'O Nightingale My Heart'

O Nightingale my heart
How sad thou art!
How heavy is thy wing,
Desperately whirrëd that thy throat may fling
Song to the tingling silences remote!
Thine eye whose ruddy spark
Burned fiery of late,
How dead and dark!
Why so soon didst thou sing,
And with such turbulence of love and hate?
Learn that there is no singing yet can bring
The expected dawn more near;
And thou art spent already, though the night
Scarce has begun;
What voice, what eyes wilt thou have for the light
When the light shall appear,
And O what wings to bear thee t'ward the Sun?

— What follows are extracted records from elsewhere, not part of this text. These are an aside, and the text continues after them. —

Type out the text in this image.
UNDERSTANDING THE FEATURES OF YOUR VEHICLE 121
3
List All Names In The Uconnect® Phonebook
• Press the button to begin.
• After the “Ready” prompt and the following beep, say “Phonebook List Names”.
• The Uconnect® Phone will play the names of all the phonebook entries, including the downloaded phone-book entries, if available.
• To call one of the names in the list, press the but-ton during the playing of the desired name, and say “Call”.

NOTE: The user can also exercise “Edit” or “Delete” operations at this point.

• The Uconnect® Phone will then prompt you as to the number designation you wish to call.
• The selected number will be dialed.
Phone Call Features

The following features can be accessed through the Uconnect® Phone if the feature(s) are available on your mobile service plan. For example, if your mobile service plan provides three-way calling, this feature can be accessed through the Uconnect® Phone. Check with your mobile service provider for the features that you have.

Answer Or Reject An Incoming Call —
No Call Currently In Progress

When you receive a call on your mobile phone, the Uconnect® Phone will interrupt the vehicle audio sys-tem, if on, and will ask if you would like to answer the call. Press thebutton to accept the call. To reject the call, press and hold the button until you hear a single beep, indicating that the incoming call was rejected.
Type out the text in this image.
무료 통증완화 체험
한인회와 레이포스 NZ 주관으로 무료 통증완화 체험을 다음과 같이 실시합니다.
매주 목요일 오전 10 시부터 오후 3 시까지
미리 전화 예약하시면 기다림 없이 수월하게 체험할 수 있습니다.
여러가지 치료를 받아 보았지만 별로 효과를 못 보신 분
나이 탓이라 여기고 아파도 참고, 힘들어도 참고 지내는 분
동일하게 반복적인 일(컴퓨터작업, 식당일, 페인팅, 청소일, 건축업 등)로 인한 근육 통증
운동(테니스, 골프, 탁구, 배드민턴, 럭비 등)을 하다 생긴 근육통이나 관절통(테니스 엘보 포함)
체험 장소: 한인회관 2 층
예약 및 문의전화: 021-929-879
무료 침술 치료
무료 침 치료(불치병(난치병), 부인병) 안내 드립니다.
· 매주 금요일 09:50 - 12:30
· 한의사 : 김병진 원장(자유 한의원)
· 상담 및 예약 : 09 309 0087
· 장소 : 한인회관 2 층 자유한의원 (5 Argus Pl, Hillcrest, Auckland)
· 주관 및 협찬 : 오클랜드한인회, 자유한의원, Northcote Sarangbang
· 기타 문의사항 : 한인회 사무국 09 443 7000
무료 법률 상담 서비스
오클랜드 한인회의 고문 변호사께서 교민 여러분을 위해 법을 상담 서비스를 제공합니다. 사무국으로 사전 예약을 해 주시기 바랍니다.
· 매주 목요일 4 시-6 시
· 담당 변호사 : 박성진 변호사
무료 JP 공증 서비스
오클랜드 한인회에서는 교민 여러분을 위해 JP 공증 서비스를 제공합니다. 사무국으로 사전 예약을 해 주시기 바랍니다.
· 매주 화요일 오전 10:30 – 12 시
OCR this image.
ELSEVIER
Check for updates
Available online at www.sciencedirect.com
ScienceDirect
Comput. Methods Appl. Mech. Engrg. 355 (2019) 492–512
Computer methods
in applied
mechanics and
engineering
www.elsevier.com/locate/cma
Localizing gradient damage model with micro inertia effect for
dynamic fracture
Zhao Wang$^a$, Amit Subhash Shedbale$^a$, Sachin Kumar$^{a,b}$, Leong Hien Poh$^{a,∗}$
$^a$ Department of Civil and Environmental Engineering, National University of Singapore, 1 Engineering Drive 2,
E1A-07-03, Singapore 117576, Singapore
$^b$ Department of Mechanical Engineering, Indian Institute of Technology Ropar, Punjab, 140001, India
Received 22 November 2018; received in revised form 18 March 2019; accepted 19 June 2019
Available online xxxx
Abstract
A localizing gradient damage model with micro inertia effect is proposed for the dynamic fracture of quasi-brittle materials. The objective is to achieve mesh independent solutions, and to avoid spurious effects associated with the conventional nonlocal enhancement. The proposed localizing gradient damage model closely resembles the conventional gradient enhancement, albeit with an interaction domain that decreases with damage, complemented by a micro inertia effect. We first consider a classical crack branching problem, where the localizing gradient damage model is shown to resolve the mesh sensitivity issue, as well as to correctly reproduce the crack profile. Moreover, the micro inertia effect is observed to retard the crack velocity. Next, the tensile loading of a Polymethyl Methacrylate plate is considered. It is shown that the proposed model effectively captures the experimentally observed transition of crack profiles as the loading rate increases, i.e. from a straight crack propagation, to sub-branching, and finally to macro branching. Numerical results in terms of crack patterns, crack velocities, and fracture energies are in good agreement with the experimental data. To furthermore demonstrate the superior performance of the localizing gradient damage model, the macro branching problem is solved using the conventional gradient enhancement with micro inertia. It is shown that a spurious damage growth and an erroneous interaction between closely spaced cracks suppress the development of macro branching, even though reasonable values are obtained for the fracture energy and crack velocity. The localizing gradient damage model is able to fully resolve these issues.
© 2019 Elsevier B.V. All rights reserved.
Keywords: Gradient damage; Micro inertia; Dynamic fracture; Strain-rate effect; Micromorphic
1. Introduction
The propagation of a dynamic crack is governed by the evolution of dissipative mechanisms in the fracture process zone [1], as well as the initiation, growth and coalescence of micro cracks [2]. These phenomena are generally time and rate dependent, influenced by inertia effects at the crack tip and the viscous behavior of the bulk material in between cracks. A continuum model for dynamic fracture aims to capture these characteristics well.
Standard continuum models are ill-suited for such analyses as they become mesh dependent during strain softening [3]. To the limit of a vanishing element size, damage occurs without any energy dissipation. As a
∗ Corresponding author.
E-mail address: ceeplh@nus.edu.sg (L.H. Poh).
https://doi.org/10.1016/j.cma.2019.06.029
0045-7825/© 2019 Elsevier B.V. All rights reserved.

[Contents] / [Contents, p. 3]


The Pilgrim

Put by the sun my joyful soul,
We are for darkness that is whole;
Put by the wine, now for long years
We must be thirsty with salt tears;
Put by the rose, bind thou instead
The fiercest thorns about thy head;
Put by the courteous tire, we need
But the poor pilgrim's blackest weed;
Put by — a'beit with tears — thy lute,
Sing but to God or else be mute.
Take leave of friends save such as dare
Thy love with Loneliness to share.
It is full tide. Put by regret.
Turn, turn away. Forget. Forget.
Put by the sun my lightless soul,
We are for darkness that is whole.

[Contents] / [Contents, p. 3]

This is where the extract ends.